Many visitors to the capital city of Laos, Vientiane, are impressed with the quietness and friendliness of the city, and the unique landscape of Buddha Park is among the best places to experience these qualities.
Vientiane is a quiet and romantic city on the bank of the Mekong River. In the local language, Vientiane means “Moon City”, because the Lao people say they were derived from the Moon. Therefore, there is a moon symbol in the middle of the Lao flag.
Lao is a poor country, but many visitors love the peaceful pace of life here. Lao women, even those with modern amenities like mobile phones and cars, frequently still wear the traditional skirt folding at the sides, and perform graceful dances that impress people from around the world.
At dawn, Vientiane is full of sunshine and yellow flowers among the green trees lining the streets. Streets are clean and life in the city is fairly peaceful, without the constant sound of vehicles as in other cities in the region.

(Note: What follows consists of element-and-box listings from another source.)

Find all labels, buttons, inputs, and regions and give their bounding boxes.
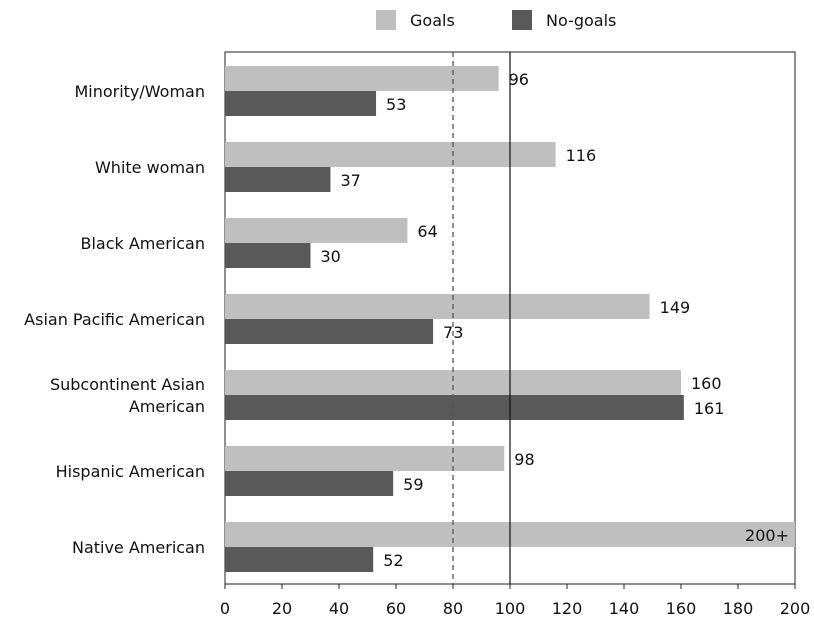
data-label-goals-0: 96 [509, 70, 529, 89]
bar-goals-4 [225, 370, 681, 395]
data-label-no-goals-3: 73 [443, 323, 463, 342]
reference-lines [452, 52, 511, 584]
bar-goals-5 [225, 446, 505, 471]
data-label-no-goals-1: 37 [340, 171, 360, 190]
category-label-5: Hispanic American [56, 462, 205, 481]
data-label-goals-3: 149 [660, 298, 691, 317]
legend-swatch-no-goals [512, 10, 532, 30]
x-tick-label-180: 180 [723, 599, 754, 618]
category-label-1: White woman [95, 158, 205, 177]
bar-no-goals-6 [225, 547, 374, 572]
legend: Goals No-goals [376, 10, 616, 30]
bar-goals-0 [225, 66, 499, 91]
legend-label-no-goals: No-goals [546, 11, 616, 30]
x-tick-label-120: 120 [552, 599, 583, 618]
bar-no-goals-5 [225, 471, 394, 496]
category-labels: Minority/Woman White woman Black American A… [24, 82, 205, 557]
data-label-goals-5: 98 [514, 450, 534, 469]
bar-no-goals-0 [225, 91, 377, 116]
bar-goals-2 [225, 218, 408, 243]
legend-swatch-goals [376, 10, 396, 30]
x-tick-label-140: 140 [609, 599, 640, 618]
category-label-3: Asian Pacific American [24, 310, 205, 329]
x-tick-label-200: 200 [780, 599, 811, 618]
bar-no-goals-3 [225, 319, 434, 344]
data-label-no-goals-2: 30 [321, 247, 341, 266]
category-label-0: Minority/Woman [74, 82, 205, 101]
x-tick-label-80: 80 [443, 599, 463, 618]
x-tick-label-40: 40 [329, 599, 349, 618]
data-label-goals-2: 64 [417, 222, 437, 241]
data-label-goals-6: 200+ [745, 526, 789, 545]
category-label-2: Black American [80, 234, 205, 253]
x-tick-label-60: 60 [386, 599, 406, 618]
data-label-goals-4: 160 [691, 374, 722, 393]
category-label-6: Native American [72, 538, 205, 557]
bar-no-goals-4 [225, 395, 684, 420]
bar-goals-3 [225, 294, 650, 319]
data-label-goals-1: 116 [566, 146, 597, 165]
data-label-no-goals-6: 52 [383, 551, 403, 570]
x-tick-label-0: 0 [220, 599, 230, 618]
data-label-no-goals-5: 59 [403, 475, 423, 494]
x-tick-label-160: 160 [666, 599, 697, 618]
x-tick-label-100: 100 [495, 599, 526, 618]
bar-no-goals-1 [225, 167, 331, 192]
bar-no-goals-2 [225, 243, 311, 268]
x-tick-label-20: 20 [272, 599, 292, 618]
data-label-no-goals-4: 161 [694, 399, 725, 418]
data-labels: 96 53 116 37 64 30 149 73 160 161 98 59 200+ 52 [321, 70, 790, 570]
data-label-no-goals-0: 53 [386, 95, 406, 114]
category-label-4-line1: American [129, 397, 205, 416]
bar-goals-1 [225, 142, 556, 167]
legend-label-goals: Goals [410, 11, 455, 30]
category-label-4-line0: Subcontinent Asian [50, 375, 205, 394]
x-axis-ticks: 0 20 40 60 80 100 120 140 160 180 200 [220, 584, 810, 618]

Lao people are friendly and honest. We hired a tuk tuk to get around the city, paid the driver in advance, and he waited for us at each place.
Buddha Park, about 28 km east of town, attracts tourists to view its more than 200 strange forms that were created in both Buddhist and Hindu style. The park, located on the bank of the Mekong River, is a place not to miss in your Laos Discovery Tours.

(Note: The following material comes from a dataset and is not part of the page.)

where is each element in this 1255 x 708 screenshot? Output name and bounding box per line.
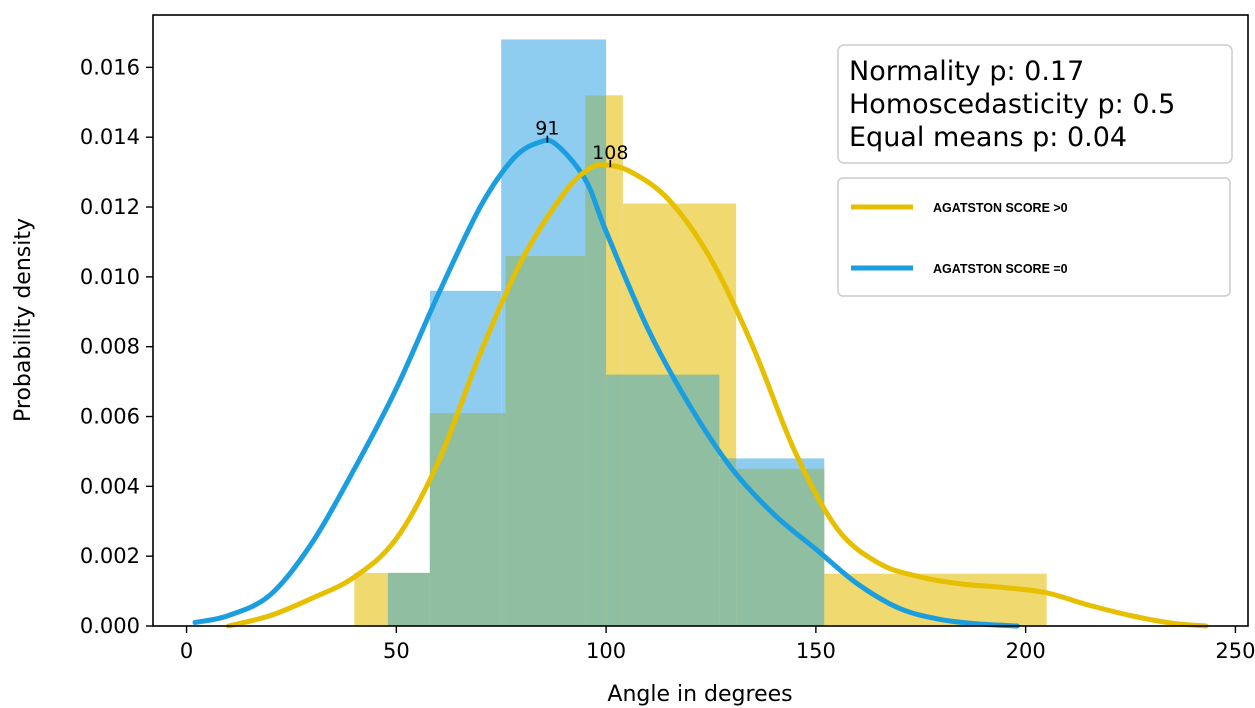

The capital of Lao is so peaceful and quiet that motorcycle taxi and bus services are not well developed, so the best way to visit Buddha Park is by tuk tuk. Here you will find hundreds of concrete statues representing forms from Buddhist mythology. Some Buddha statues are seated, while others have different postures. Besides the Buddha statues, there are other statues of devils, monsters, musicians, dancers and strange beasts of concrete. A huge reclining Buddha statue stretches 40 meters long and 10 meters high.
One of the most impressive works, a giant pumpkin, houses three levels inside: hell, earth and heaven. We curiously walked in the entrance, through the mouth of the 2-meter head of a monster, and climbed the stairs through the three levels to reach the top. Standing atop this pumpkin, you get a good overview of the whole park. Across the park from the pumpkin, near the bank of the Mekong, is a tower symbolizing heaven.
This art park was built by Mr. Bounlua in 1958. Mr. Bounlua was not a monk, but he used to wear white robes which made him look like a shaman. He had a wide knowledge of Buddhist philosophy, Hinduism, mythology and symbolism. Mr. Bounlua explained this park full of strange images as an expression of his and his colleagues’ feelings about the Buddha, the gods and the spiritual practices they experienced in their daily life.
We felt that this collection of artwork reflected the common human struggle of the world’s people over time; many of the statues did not seem peaceful, but rather constricted and in conflict. The material used for these statues, unadorned rough concrete left to weather with time, strengthened the sense of decay they conveyed.
We visited Buddha Park on the weekend in our Laos Tour and it was still not crowded. It was a peaceful place to relax and ponder the passage of time and life, as well as learn about the Buddha.